Canh Chua Tôm
Canh Chua Tôm is a refreshing and tangy Vietnamese sour shrimp soup that combines the flavors of tamarind and fresh herbs. This low-carb dish is perfect for a light meal, showcasing the vibrant taste of Southeast Asia.

30 minutes
Difficulty: Medium
Vietnamese
180 kcal
Ingredients
- Shrimp (peeled and deveined) - 200g
- Tamarind paste - 2 tablespoons
- Fish sauce - 1 tablespoon
- Chicken or vegetable broth - 500ml
- Tomato (chopped) - 100g
- Pineapple (fresh, chopped) - 50g
- Bean sprouts - 50g
- Fresh cilantro (chopped) - 2 tablespoons
- Fresh mint leaves - 1 tablespoon
- Lime (juiced) - 1
- Chili pepper (sliced) - 1 small
- Garlic (minced) - 2 cloves
- Shallots (sliced) - 1 small
- Salt - to taste
- Black pepper - to taste
Steps
- In a pot, heat a little oil over medium heat. Add minced garlic and sliced shallots, sauté until fragrant.
- Add the chopped tomatoes and pineapple to the pot, cooking for about 3-4 minutes until softened.
- Stir in the tamarind paste and fish sauce, mixing well.

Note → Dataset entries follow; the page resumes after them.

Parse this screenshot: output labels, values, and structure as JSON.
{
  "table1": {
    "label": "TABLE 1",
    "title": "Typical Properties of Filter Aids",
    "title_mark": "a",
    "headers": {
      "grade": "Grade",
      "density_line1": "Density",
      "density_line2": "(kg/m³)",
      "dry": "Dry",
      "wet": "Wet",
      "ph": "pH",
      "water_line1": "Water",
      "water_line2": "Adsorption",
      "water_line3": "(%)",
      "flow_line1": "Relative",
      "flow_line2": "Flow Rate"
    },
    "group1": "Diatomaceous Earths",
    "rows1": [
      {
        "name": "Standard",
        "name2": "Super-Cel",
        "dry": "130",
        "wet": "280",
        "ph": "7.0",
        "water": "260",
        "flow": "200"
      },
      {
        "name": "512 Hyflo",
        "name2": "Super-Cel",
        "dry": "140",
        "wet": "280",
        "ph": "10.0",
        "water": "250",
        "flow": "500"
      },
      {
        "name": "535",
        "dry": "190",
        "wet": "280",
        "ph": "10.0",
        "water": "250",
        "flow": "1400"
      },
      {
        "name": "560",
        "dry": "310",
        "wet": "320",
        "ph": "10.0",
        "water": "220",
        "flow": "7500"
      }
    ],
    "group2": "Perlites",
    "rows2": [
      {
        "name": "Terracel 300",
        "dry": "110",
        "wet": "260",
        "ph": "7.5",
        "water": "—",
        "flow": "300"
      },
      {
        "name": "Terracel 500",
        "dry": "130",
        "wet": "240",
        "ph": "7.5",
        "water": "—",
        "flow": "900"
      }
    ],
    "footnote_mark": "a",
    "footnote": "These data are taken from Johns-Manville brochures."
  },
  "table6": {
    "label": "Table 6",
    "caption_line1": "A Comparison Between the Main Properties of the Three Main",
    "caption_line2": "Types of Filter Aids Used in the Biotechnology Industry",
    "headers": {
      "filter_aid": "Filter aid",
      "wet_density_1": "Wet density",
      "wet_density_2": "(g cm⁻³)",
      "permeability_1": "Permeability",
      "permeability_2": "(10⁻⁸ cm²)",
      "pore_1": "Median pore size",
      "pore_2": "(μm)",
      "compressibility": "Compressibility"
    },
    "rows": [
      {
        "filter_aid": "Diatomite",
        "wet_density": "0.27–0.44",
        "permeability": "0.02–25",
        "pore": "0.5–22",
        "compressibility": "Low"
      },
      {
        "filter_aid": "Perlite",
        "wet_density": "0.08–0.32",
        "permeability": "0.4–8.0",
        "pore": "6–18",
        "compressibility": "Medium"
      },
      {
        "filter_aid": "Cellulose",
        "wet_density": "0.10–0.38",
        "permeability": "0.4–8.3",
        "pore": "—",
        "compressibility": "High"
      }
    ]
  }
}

- Pour in the chicken or vegetable broth and bring to a boil.
- Reduce heat and add the shrimp. Cook for about 3-5 minutes until the shrimp are pink and cooked through.
- Add the bean sprouts, lime juice, sliced chili pepper, and season with salt and black pepper to taste. Simmer for another 2 minutes.
- Remove from heat and stir in fresh cilantro and mint leaves before serving.
Nutrition
- Calories: 180
- Protein: 25 g
- Carbs: 12 g
- Fiber: 2 g
- Sugar: 3 g
- Sodium: 800 mg
- Cholesterol: 150 mg
- Total Fat: 3 g
- Saturated Fat: 0.5 g
- Unsaturated Fat: 2.5 g
- Water: 0.5 L
Health Benefits
- High in protein, which supports muscle maintenance and repair.
- Contains antioxidants from fresh herbs and vegetables, promoting overall health.